The author suggests that Haskell could benefit from rewriting

    nodups = dedup [] where
      dedup m [] = m
      dedup m (x:xs) = dedup (if x `elem` m then m else m++[x]) xs

as some syntactic sugar while loop:

    nodups l = while k != []
                 k = l ||| tail l
                 m = [] ||| if head k `elem` m then m else m ++ head k
                 result = m

but I would disagree. Btw, the former appears to suffer from quadratic slowdown due to repeated use of ++ which can be avoided by replacing m++[x] with x:m and making dedup m [] = reverse m.

Haskell sucks, but they don't even know Haskell. There's a package (https://hackage.haskell.org/package/monad-loops) which contains `whileM`, a pure while-loop which works with any Monad.

I assume 'they' means me. True I don't know Haskell but from what I can tell these loops are a far cry from what I'm proposing. One variable, monads, and apparently side effects.

Mine have multiple variables, no monads, and no side effects - it all gets done by tail recursion.

What happens if the loop body does not assign to the result variable? What if the condition is false before entering the loop?

I think it would have been cleaner to pass the value the loop should return to a break primitive and otherwise compute it in a dedicated block.

My understanding is that a while (or a valof) that doesn't assign to result is invalid.

If the condition is false before entering the loop then result would be 1 (its initial value)

if it helps and if I understand correctly, this would be the same algorithm expressed in scheme:

(define (fib n) (let loop ([i 1] [f 1] [pf 1]) (if (< i n) (loop (+ i 1) (+ f pf) f ) f )))
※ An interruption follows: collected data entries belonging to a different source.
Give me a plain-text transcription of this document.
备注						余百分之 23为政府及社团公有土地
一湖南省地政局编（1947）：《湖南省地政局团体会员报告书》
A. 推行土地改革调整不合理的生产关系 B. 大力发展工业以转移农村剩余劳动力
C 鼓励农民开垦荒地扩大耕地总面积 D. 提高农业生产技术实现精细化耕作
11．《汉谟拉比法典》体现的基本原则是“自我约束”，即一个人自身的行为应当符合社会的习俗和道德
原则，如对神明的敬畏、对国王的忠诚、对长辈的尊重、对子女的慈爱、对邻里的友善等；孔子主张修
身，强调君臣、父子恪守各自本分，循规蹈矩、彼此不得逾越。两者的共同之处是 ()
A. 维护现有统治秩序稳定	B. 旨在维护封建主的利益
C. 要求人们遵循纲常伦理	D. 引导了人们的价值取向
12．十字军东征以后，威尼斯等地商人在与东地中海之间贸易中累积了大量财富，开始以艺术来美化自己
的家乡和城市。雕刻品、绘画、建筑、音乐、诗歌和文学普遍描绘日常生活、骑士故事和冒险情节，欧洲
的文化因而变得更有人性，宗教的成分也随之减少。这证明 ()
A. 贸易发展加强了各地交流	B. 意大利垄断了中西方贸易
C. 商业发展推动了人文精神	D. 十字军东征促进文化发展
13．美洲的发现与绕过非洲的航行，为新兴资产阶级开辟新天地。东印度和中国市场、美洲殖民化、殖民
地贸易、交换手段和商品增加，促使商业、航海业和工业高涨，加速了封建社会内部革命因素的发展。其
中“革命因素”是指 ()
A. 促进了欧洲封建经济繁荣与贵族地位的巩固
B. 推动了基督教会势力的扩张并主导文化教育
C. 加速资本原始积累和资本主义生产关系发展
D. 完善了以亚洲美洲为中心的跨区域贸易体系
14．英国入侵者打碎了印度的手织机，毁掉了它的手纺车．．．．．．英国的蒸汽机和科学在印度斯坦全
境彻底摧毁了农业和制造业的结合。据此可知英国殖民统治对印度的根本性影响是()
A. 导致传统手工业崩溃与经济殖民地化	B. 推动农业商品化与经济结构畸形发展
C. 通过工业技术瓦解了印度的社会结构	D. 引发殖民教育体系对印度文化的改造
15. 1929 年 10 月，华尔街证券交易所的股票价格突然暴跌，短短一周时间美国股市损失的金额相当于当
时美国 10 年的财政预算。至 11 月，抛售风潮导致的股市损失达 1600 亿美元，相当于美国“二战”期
((let name args body) is essentially sugar for creating a function and calling it with some default args)

I wouldn't use the word "assign" these are definitions and their order is not significant. You're right, a while without a definition of result produces a syntax error. If the condition is initially false, the definition of result is immediately evaluated.

Looks like I fooled some people into assuming that whiles are imperative. They're not

(code with formatting http://pasterack.org/pastes/80204 )